Я слышу смутные шорохи, шорохи, которых никто не слышал. От этих шорохов веет смертью и тленом. Они доносятся от подножия кипарисов и мавзолеев — эти ночные шумы страшатся солнца, живого ветерка, и пения птиц, это холодные шорохи, от которых кровь леденеет в жилах и волосы становятся дыбом. Я слышу, как трещит дерево гробов и стонет под липкою, влажною от дождя, почвою. Я слышу, как слишком тяжелые гробы медленно погружаются в липкую грязь. Я слышу, как копошатся проворные черви в гниющих трупах и стучал друг о друга кости, когда они опускаются, по мере того, как перегорает ткань саванов. И из замкнутого четырьмя стенками прямоугольника, в которых спят друг подле друга полторы тысячи мертвецов, доносится каждую ночь до моих ушей с слишком острым слухом полторы тысячи ужасных шорохов, полторы тысячи могильных стонов, из которых каждый вносит свою долю безумия в мою расстроенную голову.
Да, это так. Только одна моя лампа отбрасывает желтые блики на стены; никакого сумеречного отсвета не проникает сквозь окна без штор, и там я слышу, как блуждающие огоньки, вспыхивают на мелком тисе.
Да, ночь пришла. Окутала все тьмою. Слышите ли вы, как стонут гробы?

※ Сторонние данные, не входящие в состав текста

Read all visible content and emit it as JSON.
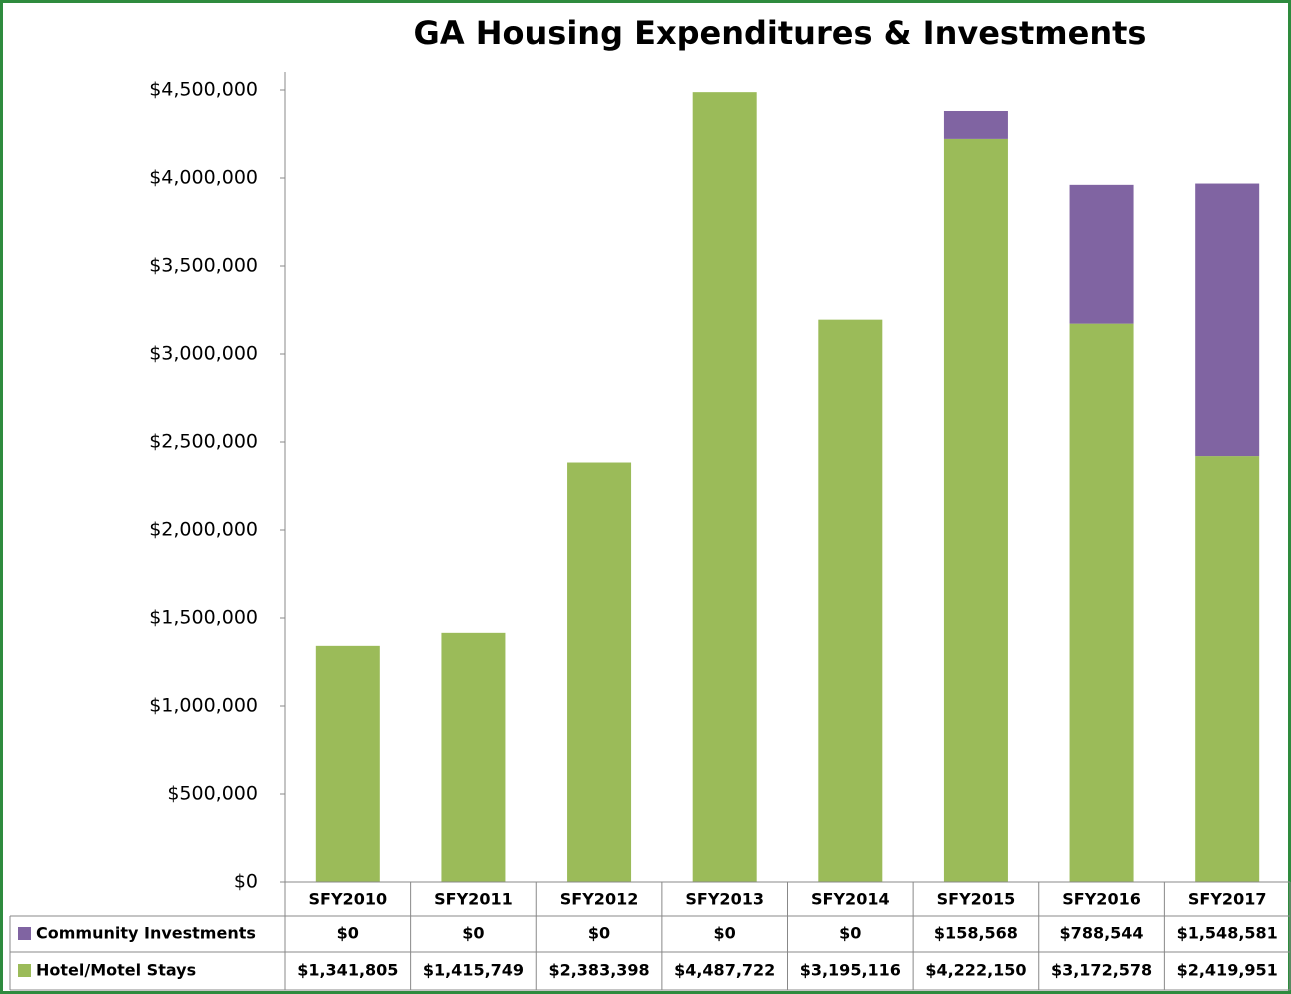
{
  "chart_data": {
    "type": "stacked_bar",
    "title": "GA Housing Expenditures & Investments",
    "categories": [
      "SFY2010",
      "SFY2011",
      "SFY2012",
      "SFY2013",
      "SFY2014",
      "SFY2015",
      "SFY2016",
      "SFY2017"
    ],
    "series": [
      {
        "name": "Community Investments",
        "color": "#8064a2",
        "values": [
          0,
          0,
          0,
          0,
          0,
          158568,
          788544,
          1548581
        ],
        "value_labels": [
          "$0",
          "$0",
          "$0",
          "$0",
          "$0",
          "$158,568",
          "$788,544",
          "$1,548,581"
        ]
      },
      {
        "name": "Hotel/Motel Stays",
        "color": "#9bbb59",
        "values": [
          1341805,
          1415749,
          2383398,
          4487722,
          3195116,
          4222150,
          3172578,
          2419951
        ],
        "value_labels": [
          "$1,341,805",
          "$1,415,749",
          "$2,383,398",
          "$4,487,722",
          "$3,195,116",
          "$4,222,150",
          "$3,172,578",
          "$2,419,951"
        ]
      }
    ],
    "ylim": [
      0,
      4500000
    ],
    "yticks": [
      {
        "value": 0,
        "label": "$0"
      },
      {
        "value": 500000,
        "label": "$500,000"
      },
      {
        "value": 1000000,
        "label": "$1,000,000"
      },
      {
        "value": 1500000,
        "label": "$1,500,000"
      },
      {
        "value": 2000000,
        "label": "$2,000,000"
      },
      {
        "value": 2500000,
        "label": "$2,500,000"
      },
      {
        "value": 3000000,
        "label": "$3,000,000"
      },
      {
        "value": 3500000,
        "label": "$3,500,000"
      },
      {
        "value": 4000000,
        "label": "$4,000,000"
      },
      {
        "value": 4500000,
        "label": "$4,500,000"
      }
    ],
    "grid": false,
    "stack_order": [
      1,
      0
    ]
  }
}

Боже мой, да, я понимаю все это. Я должен был бы покинуть это шумное кладбище. Но я не могу. Где мне найти опий, опий, дающий мне жизнь, магический опий, дающий мне усладу иллюзий, бестрепетный опий, который поддерживает меня здесь, дрожащего, но неизменно пребывающего на своем посту, опия, удерживающего меня от грозящего мне безумия? Где? Ведь именно кладбище дает мне опий. — Да, правда, я вам не говорил про это: черный мак растет всюду, не только в Юнаме, а также в Индии, из него просачивается опий, вроде того, как в улье из воска выступают капли меда. И напрасно я пытался получить опий во Франции, пока мой тонкинский мак, посаженный в жирную почву кладбища, не вырос, сохранив чудесным образом свои замечательные свойства. Теперь, когда я надрезываю разбухшие от сока головки, на них выступают темные слезки. Я собираю все эти слезки в один большой шарик, растворяю этот шарик в кипятке, фильтрую, сгущаю его, нагреваю и получаю черный опий, не хуже опия из Китая или из Бенареса. Кладбище творит это чудо. Вы видите, что я не могу его бросить…
Что? Нет, я не слышал. Нет, я еще не слышал. Не правда, что из-под кладбищенской земли доносится сильное скрежетание зубов. Не правда, что покойники храпят в грязи своих могил. Это не правда, что приподымаются доски гробов, скрипя о заржавленные гвозди.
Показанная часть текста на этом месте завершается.